Of course they have.

Frequently Asked Questions About One Piece

How many volumes of One Piece are there?

By March 4, 2026, a total of 114 volumes have been released.

The manga is currently in the Elbaph arc, part of the Final Saga.

Is One Piece finished?

No.

The series has entered its final saga, but that saga is made of several arcs rather than one short closing chapter.

After Egghead and Elbaph, further arcs are expected inside this final saga, including a large-scale final war and an epilogue sequence.

Most estimates place the ending at least five to seven years away.

Where can I start watching or reading One Piece?

The manga is available on Manga Plus and the Shonen Jump app, with the three most recent chapters free on both platforms.

The anime streams on Crunchyroll. Netflix’s live-action adaptation, starring Iñaki Godoy as Luffy, offers the fastest entry point for newcomers, with two seasons now available.
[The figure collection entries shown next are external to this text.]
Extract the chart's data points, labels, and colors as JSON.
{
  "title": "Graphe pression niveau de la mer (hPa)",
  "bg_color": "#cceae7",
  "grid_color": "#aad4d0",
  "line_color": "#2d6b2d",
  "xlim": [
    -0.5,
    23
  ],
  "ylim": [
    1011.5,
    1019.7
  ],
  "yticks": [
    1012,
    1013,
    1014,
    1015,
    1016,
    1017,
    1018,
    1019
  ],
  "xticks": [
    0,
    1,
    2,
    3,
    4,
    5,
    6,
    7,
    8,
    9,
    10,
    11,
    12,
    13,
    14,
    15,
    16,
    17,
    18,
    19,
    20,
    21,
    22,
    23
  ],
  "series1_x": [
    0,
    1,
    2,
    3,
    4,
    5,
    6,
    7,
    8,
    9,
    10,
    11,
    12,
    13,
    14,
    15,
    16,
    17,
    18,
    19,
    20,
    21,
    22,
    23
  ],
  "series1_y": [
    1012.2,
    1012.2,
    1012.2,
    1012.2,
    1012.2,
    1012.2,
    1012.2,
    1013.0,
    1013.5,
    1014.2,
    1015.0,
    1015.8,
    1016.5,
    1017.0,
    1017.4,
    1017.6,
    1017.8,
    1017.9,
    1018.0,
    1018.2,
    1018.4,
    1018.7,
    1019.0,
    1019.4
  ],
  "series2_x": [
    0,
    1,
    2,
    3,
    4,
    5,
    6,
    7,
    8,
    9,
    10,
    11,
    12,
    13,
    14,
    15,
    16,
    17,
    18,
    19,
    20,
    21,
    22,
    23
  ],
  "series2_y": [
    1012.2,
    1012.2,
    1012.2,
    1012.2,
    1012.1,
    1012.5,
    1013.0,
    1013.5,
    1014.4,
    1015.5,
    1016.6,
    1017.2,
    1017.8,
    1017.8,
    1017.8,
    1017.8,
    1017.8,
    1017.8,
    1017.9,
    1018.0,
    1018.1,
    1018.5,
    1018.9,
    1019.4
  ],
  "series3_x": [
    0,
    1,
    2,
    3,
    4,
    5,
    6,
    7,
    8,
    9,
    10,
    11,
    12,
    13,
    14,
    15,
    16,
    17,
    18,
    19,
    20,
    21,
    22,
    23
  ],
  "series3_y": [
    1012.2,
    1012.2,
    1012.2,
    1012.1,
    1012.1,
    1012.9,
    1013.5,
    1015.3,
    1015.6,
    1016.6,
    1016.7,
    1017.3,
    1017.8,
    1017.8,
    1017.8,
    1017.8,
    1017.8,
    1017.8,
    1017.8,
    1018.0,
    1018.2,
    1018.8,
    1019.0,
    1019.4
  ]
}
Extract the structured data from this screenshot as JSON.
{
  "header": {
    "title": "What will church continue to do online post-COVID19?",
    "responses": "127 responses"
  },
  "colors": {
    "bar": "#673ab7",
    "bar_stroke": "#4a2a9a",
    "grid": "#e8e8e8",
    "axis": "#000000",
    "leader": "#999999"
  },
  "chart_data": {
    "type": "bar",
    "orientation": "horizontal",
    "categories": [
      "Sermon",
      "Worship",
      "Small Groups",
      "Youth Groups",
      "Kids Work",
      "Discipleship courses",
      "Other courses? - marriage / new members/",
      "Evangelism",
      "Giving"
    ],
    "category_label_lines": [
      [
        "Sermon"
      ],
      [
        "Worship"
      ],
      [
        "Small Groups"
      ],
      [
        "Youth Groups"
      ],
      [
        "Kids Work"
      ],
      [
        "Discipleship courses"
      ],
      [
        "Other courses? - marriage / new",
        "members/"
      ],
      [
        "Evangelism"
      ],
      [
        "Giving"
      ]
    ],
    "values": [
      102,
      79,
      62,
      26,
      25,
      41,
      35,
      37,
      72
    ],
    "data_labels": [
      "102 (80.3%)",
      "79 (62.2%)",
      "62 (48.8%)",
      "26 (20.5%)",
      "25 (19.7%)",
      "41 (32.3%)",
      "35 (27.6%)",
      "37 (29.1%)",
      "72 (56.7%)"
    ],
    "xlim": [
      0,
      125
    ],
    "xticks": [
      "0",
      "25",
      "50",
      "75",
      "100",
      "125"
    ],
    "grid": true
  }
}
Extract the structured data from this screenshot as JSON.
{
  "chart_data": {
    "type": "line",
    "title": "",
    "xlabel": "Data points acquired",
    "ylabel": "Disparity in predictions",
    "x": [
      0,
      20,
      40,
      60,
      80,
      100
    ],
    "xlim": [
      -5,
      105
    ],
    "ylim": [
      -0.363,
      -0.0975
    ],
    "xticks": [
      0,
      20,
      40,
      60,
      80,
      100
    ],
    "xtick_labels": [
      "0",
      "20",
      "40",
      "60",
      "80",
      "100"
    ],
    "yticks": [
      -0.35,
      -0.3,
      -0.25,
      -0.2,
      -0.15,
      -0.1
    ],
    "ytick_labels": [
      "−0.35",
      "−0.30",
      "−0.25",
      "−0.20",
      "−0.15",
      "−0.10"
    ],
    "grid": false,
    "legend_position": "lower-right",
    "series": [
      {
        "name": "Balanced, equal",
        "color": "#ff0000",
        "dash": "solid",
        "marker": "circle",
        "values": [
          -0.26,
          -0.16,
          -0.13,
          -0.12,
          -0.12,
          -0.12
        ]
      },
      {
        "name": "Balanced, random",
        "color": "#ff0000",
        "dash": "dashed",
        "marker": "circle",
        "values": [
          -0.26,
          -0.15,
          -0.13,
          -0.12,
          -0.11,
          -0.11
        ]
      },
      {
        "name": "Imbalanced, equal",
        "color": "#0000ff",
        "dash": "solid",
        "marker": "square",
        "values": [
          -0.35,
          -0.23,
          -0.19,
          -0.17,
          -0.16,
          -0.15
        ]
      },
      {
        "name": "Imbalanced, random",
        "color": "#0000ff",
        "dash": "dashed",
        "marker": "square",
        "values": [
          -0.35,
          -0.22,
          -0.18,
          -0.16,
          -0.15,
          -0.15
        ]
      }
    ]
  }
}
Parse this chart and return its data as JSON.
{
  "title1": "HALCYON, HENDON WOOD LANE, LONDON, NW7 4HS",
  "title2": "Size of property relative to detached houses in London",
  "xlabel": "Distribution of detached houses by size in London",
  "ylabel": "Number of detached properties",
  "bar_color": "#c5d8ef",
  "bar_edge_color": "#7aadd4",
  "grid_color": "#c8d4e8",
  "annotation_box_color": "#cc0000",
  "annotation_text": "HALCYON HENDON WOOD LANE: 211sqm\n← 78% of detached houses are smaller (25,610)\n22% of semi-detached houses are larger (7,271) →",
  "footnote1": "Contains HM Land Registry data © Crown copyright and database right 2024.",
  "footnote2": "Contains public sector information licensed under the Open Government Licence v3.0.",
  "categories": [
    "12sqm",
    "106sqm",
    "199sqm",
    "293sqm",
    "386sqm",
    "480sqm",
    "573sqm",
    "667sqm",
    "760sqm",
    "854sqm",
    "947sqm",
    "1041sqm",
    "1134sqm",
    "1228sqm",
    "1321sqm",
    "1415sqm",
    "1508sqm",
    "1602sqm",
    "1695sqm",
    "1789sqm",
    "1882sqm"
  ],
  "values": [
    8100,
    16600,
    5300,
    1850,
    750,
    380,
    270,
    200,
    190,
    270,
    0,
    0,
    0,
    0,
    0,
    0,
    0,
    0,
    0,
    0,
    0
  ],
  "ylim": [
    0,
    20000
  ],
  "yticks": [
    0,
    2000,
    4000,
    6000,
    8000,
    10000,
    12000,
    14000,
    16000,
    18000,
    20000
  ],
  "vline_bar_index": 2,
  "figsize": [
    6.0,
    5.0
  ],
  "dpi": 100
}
How many copies has One Piece sold?

Publisher Shueisha confirmed that the series has now passed 600 million copies in circulation worldwide, with sales data previously reported by Oricon backing up the milestone. The number makes it the best-selling manga in history.

Is One Piece appropriate for kids?

The Netflix live-action is rated TV-14. The anime and manga are classified as shōnen, targeting readers roughly 13 and older.

Younger children may enjoy the humor and action, but the series deals with themes including war, loss, slavery, and political corruption. Parental discretion is reasonable for viewers under 10.

What is the Netflix live-action One Piece Season 2 about?

The epic adventure covers major storylines, including the Loguetown, Reverse Mountain, Whisky Peak, Little Garden, and Drum Island arcs.

The series has already been renewed for a third season, which is currently in production.